Сэр Джордж Гудби был древним старцем, чьи видимые части были изготовлены, по всей очевидности, из кусков хорошо выделанной кожи. Еще в юности он основал фирму, носившую теперь его имя. Фирма разбогатела главным образом на топорных или непристойных книгах, за которые брезговали браться другие издательства. Пожалованный Рэмсеем Макдональдом[8] титулом баронета за вклад в распространение грамотности среди населения, сэр Джордж всегда желал внести вклад в литературу не только продажами, с юных лет он чаял стать голодающим поэтом, признанным только после смерти. Заморенные стихи он продолжал писать еще долгое время после того, как судьба приговорила его к сколачиванию состояния, и шантажом (угрозой бойкота всеми магазинами ее тиражей) заставил одну маленькую нищенствующую фирму опубликовать его сборник, потом еще один и еще. Он оплатил все расходы по изданию, рекламе и распространению сборника, но репутация нищей фирмы была загублена.
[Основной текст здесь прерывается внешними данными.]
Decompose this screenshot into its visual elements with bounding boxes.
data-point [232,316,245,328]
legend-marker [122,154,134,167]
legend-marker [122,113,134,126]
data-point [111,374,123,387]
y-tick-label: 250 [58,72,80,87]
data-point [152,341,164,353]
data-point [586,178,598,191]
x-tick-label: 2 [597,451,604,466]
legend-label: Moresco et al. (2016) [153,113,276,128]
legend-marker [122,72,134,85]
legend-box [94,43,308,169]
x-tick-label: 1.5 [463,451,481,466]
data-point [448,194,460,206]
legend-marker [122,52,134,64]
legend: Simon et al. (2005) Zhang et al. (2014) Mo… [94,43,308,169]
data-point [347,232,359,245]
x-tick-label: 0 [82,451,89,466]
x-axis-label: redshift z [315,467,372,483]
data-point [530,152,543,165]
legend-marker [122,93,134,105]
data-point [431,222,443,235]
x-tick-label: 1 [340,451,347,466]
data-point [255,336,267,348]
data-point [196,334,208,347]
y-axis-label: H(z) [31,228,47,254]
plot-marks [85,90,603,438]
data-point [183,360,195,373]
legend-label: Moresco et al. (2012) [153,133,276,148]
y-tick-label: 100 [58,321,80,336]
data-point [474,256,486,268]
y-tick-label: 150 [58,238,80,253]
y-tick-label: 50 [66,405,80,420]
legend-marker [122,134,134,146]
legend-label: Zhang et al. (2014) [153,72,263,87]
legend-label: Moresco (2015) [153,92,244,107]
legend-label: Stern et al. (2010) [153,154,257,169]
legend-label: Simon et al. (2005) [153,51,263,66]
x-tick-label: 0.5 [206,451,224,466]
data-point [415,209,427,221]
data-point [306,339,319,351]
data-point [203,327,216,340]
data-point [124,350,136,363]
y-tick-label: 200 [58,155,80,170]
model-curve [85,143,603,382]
Сборники скверных виршей сэра Джорджа, запоминавшихся лишь тем, насколько они плохи, назывались «Метрические сказания волынщика», «Сон о веселой Англии», «Лепестки роз памяти» и «Оптимист поет». Разумеется, он не мог принудить людей покупать или даже читать эти ужасающие стихи, но раз в год, презентуя чек и медаль собрату-певцу (как он кокетливо его именовал), обильно приправлял свою речь ошметьями собственных творений, чем доводил слушателей до корчей от неловкости.
– Гиганты дней моей юности, – говорил сэр Джордж, – Добсон, Уотсон, мистик сэр Эдвард Арнольд, революционер Бриджес, насмешник Колверли, смельчак Барри Пейн…
Неглубоко затянувшись сигарой, Эндерби почувствовал, как дым дерет горло. Опять возникла картинка из детства: учительница в начальной школе объясняет, что такое душа и как ее разъедает грех. Мелом она нарисовала на доске большой беловатый предмет, похожий на головку сыра (душа), а потом послюнявленным пальцем поставила далматиновые пятна (грехи). По какой-то причине Эндерби всегда мог ощутить на вкус ту меловую душу (вкус был как у скисшей сырой картофелины), и сейчас этот привкус ощущался очень остро.
– Душа, – уместно ораторствовал сэр Джордж, – коия есть прелестное поле для скитаний поэта, море, по которому он плывет на своей барке рифм, его возлюбленная, которой он поет. Душа для проповедника – воскресная забота, для поэта – хлеб насущный.
Его насущная сырая картофелина… Эндерби почувствовал, что в животе у него занимается урчание.
– Позвольте навязать вам, – кокетливо засиял сэр Джордж, – мой собственный сонет, весьма подходящий для данного случая.
И начал декламировать – высоким голосом и на одной-единственной монотонной ноте – стихотворение из четырнадцати строк, которое было чем угодно, только не сонетом. Там имелись ярко-зеленые луга и лучезарное солнце со сверкающими лучами, а еще – по какой-то причине – розовогрудая земля. Эндерби, поглощенный попытками подавить шумы собственного тела, улавливал только отрывки изумительно скверного стихотворения и одобрительно кивал, чтобы показать, что считает, что сэр Джордж выбрал очень удачный пример очень низкопробного рифмоплетства. Когда гнусаво, как из волынки, выдавилась, наконец, жалкая последняя строка, Эндерби почувствовал, что ветры надвигаются очень бурные, поэтому постарался замаскировать шум смехом.